The local Outback Steakhouse is Nirvana to the steak-and-potato sort, of which I am a card carrying member.
It is also a favorite for teenagers on their first date, like the couple who was seated in the booth beside ours last week. Bad for them, maybe, but good for us. It’s not often that regular folks like my wife and I get both a dinner and a movie at the same time.
Sixteenish boy and very nervous, trying in vain to impress his classy date and not doing very well at it:
“Sit me first,” she said.
“Okay,” he answered.
“Do I look nice?”
“Yes.”
“Tell me I look nice.”
“You look nice.”
“Mean it.”
“You look nice.”
“That’ll do,” she says. (He breaths a sigh of relief. This is much harder than he thought it would be.) “Now, I order first, then you. Don’t order for me, though. Some ladies like that. I don’t. Did you bring enough money to pay for my food?”
Silence. Then his confession: “I thought you’d pay for your own.”
“No,” came the exasperated answer. “NO. You pay. Always.”
“Okay.”
“Sit up straight. Don’t fidget. Look me in the eyes. Smile.”
“Okay.”
“You’re going to pray, right?” his date asked.
“Um. I dunno. Should I?”
“You’d better,”
And on it went.
I felt sorry for that young man, I really did. He thought dating would be natural. Take a girl out, have some fun, maybe dinner or a movie, and then drive her home. No fuss, no muss. How hard could it be?

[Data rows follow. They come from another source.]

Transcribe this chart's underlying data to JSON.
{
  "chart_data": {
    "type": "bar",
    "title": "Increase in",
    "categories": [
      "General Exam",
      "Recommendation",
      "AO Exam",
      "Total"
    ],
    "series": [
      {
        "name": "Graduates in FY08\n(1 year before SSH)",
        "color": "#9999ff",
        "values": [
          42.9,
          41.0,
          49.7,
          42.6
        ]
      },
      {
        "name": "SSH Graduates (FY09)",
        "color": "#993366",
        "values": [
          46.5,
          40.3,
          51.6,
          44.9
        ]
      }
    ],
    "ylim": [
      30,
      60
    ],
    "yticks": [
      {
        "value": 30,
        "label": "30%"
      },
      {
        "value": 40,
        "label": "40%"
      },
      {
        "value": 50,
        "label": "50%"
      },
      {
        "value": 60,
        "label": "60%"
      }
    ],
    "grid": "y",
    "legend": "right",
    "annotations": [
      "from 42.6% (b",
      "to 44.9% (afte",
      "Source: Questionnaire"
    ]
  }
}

From the small beads of sweat on his forehead, plenty hard. His date was demanding. She offered little in the way of praise and much in the way of criticism. He was confused, frightened, and unsure of himself. All because of her. Why had he agreed to take her out in the first place? he wondered. And even asked. But she merely smiled and winked and said it was the only way he’d ever be allowed to take anyone else out ever.
He knew she was right, and so did I. She had all the power, you see. She’d had it for about sixteen years now.
Because his date, this unimpressed, hard, stringent lady, was his mother.
I manage to get the backstory when her son excused himself to the bathroom. Presumably to flush himself down the toilet, which also happened to be right where his evening is headed.
He’s a good boy, according to his mother. Always has been. And she wanted to keep him that way, too. But he’d gotten to that age when children began to feel a little too sure of themselves. Their world brightened and grews bigger, and they were under the impression that they were growing brighter and bigger right along with it. It was easy to get muddled and begin thinking they were in charge. That it was all about them.
So, mother and father decided that before they would allow their son to start dating, he would do a trial run with mom. It’s important that he knows how to treat a lady, she said. And it’s important to know how to spot one, too.
“Understand?” she asked.
Yes.
We pass onto our children what we consider to be the necessities of crafting a good life—the attributes of honesty and hard work, the values of education and faith. But too often what’s left out is the most basic necessity of them all: how to behave when mom and dad aren’t around.
Too many of us mourn the fact that today’s younger generation is so over-the-top rude. Too few of us take the time to consider the fact that much of the fault is our own. It was nice to see a parent put forth just as much effort to ensure her child got into the right life than she would to ensure her child got into the right college.
Education can get you far in life. Good manners can get you farther.
Still, I couldn’t help but express my empathy for the young man.
“This has to be the longest night of his life,” I said.
“Oh, don’t feel sorry for him,” she smiled. “Feel sorry for his sister. She’s fifteen, and her first date is next year. With her father.”